The densest crypto-ATM network in Europe sits on top of that legal limbo
Poland runs 343 crypto ATMs at nearly 96 per million urban residents, the highest density of the 24 countries, served by the BLIK instant-payment rails that keep retail access frictionless. Yet direct merchant acceptance is thin, scored at 2, because the spending economy runs through cards, BLIK and gift cards rather than point-of-sale crypto, and the domestic exchange Zondacrypto froze withdrawals in December 2025.

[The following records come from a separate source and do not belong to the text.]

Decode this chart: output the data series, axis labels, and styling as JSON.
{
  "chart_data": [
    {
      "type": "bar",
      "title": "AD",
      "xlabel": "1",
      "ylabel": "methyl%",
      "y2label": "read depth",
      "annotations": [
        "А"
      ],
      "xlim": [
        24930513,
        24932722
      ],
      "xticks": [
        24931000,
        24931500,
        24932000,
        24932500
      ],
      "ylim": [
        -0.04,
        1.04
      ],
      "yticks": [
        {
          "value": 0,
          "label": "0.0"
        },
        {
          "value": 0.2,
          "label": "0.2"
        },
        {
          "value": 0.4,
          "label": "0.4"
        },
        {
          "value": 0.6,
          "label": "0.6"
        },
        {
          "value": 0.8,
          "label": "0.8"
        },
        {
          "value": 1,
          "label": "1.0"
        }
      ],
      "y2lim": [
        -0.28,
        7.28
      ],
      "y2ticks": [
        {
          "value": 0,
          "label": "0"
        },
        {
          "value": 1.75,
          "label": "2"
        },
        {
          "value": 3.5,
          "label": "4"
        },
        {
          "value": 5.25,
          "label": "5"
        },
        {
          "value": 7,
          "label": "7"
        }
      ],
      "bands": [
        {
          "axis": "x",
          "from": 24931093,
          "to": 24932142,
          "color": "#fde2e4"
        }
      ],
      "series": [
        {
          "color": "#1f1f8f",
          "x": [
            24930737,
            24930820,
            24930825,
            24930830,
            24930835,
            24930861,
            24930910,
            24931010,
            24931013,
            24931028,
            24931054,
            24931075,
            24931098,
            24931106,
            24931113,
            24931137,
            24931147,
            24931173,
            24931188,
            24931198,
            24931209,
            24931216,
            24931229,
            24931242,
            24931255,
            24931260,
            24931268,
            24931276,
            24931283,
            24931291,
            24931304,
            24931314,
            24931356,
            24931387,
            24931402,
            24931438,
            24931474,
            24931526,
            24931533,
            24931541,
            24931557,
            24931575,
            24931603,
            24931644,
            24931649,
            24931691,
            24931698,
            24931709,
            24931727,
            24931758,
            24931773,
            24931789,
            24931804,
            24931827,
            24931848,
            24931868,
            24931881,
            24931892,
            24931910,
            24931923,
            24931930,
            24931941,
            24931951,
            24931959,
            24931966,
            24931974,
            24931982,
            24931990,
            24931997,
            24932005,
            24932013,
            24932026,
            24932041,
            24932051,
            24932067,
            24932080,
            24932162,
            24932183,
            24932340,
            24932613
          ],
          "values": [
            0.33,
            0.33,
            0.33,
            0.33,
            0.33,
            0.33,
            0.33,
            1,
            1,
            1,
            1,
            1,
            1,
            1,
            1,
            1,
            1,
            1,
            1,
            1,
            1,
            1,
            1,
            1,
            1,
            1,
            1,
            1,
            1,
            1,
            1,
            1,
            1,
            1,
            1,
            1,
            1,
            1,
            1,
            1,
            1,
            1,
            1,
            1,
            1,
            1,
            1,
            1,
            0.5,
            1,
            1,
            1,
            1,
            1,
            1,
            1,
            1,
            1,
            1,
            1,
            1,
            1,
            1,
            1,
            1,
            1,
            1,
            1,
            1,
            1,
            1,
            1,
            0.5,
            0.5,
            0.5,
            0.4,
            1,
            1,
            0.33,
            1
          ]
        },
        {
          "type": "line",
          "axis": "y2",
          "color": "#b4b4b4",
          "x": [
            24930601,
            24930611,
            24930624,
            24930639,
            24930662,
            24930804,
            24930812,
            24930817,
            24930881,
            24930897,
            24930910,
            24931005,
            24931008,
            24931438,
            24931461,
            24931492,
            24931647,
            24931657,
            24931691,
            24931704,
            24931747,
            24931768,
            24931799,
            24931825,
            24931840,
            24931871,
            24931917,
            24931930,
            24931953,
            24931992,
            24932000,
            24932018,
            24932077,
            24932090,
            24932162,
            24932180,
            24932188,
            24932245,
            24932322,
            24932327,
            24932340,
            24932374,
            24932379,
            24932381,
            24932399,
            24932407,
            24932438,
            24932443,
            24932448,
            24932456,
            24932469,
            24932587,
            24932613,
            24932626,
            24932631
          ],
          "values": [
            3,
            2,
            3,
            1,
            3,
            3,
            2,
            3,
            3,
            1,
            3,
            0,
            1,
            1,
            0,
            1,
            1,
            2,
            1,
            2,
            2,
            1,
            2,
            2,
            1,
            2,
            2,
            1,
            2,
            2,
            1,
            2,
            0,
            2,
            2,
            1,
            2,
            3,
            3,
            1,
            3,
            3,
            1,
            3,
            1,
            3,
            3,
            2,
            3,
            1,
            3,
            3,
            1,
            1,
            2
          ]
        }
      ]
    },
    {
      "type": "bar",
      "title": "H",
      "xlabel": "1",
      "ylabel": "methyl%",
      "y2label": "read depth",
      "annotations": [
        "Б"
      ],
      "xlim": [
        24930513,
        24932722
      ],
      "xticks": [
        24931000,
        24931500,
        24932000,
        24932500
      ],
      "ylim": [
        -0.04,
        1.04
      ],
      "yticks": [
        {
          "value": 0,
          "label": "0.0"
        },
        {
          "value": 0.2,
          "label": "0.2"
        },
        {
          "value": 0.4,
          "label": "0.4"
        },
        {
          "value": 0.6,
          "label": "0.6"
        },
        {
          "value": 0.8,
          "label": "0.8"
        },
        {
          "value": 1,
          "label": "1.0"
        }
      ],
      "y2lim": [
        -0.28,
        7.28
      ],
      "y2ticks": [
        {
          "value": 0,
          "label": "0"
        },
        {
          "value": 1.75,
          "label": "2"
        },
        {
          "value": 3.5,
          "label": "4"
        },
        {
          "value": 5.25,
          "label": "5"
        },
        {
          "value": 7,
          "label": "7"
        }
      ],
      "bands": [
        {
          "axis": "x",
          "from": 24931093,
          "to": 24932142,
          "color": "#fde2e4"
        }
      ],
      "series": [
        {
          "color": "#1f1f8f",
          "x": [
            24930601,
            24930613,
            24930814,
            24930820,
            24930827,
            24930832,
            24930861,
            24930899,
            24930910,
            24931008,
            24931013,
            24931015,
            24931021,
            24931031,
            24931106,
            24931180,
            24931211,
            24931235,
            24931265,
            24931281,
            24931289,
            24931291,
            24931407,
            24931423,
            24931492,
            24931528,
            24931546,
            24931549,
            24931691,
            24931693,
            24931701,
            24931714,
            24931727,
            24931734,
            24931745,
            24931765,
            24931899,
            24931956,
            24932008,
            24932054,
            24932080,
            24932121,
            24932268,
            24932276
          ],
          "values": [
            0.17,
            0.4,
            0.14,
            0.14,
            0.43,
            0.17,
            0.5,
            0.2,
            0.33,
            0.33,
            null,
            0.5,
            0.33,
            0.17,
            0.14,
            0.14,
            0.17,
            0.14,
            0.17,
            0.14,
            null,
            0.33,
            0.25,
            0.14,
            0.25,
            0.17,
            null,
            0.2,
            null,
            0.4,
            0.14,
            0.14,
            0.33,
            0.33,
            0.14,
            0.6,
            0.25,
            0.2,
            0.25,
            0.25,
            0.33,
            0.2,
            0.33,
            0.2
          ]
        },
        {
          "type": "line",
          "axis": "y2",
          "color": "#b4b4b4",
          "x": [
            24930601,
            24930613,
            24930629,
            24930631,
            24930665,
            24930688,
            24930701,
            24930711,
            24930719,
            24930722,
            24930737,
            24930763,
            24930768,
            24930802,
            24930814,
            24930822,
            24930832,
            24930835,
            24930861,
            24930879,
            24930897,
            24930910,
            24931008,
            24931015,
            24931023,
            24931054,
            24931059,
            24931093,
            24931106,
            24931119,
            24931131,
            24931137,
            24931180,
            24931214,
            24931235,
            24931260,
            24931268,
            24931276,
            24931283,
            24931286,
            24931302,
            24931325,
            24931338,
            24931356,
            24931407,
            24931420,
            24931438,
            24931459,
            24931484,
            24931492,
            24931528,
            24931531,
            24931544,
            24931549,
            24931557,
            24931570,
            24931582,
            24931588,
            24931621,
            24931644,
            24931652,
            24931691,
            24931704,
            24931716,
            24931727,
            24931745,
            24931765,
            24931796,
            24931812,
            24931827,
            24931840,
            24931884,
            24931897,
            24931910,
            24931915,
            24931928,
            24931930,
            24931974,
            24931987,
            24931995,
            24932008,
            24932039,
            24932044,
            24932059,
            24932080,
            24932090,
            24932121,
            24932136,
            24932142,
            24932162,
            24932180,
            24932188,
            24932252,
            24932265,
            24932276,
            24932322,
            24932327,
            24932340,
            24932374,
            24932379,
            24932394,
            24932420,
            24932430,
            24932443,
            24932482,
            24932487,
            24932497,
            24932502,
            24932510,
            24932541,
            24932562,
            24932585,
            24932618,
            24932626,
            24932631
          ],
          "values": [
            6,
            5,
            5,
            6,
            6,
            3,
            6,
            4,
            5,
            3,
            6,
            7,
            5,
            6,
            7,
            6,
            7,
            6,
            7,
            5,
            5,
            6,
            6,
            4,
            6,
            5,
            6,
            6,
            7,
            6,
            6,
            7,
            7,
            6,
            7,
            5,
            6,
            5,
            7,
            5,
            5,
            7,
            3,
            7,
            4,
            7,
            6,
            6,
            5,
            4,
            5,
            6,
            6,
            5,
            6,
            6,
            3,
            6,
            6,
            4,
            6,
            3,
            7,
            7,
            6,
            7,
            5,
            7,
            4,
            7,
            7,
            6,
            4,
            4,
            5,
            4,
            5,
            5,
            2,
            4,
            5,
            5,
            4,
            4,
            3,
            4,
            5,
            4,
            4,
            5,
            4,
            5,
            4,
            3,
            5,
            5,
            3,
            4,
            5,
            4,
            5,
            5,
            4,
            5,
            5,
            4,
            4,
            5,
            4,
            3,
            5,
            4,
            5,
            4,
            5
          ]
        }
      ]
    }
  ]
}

Real need keeps Poland close, a slide of just 8 places
Poland scores 65 of 84 in raw capability and carries a Crypto-Necessity Index of 0.12, the highest among the EU members in this set, from 6.3% inflation, 14% unbanked and some capital-control intensity. The ×0.68 need multiplier moves it from rails #13 to livability #21, the gentlest fall of any EU country here, because genuine necessity partly offsets its strong capability.
In one line
"Poland built Europe's densest ATM network and then spent 2025 unable to pass the law that would govern it. Of all the EU's capable markets, it is the one where need still does the most to hold its rank."
Watch in 2026
Trajectory 2/4, trending liberalising but contested. The Crypto-Asset Market Act passed the Sejm on 22 December 2025 by 241 to 183 and heads to the Senate under threat of a third presidential veto. Industry argues the text exceeds the MiCA (the EU's Markets in Crypto-Assets regulation) minimum with shortened grandfathering, broader regulator powers and criminal liability up to 5 years, so whether Poland finally adopts a framework or stays in limbo is the decisive question.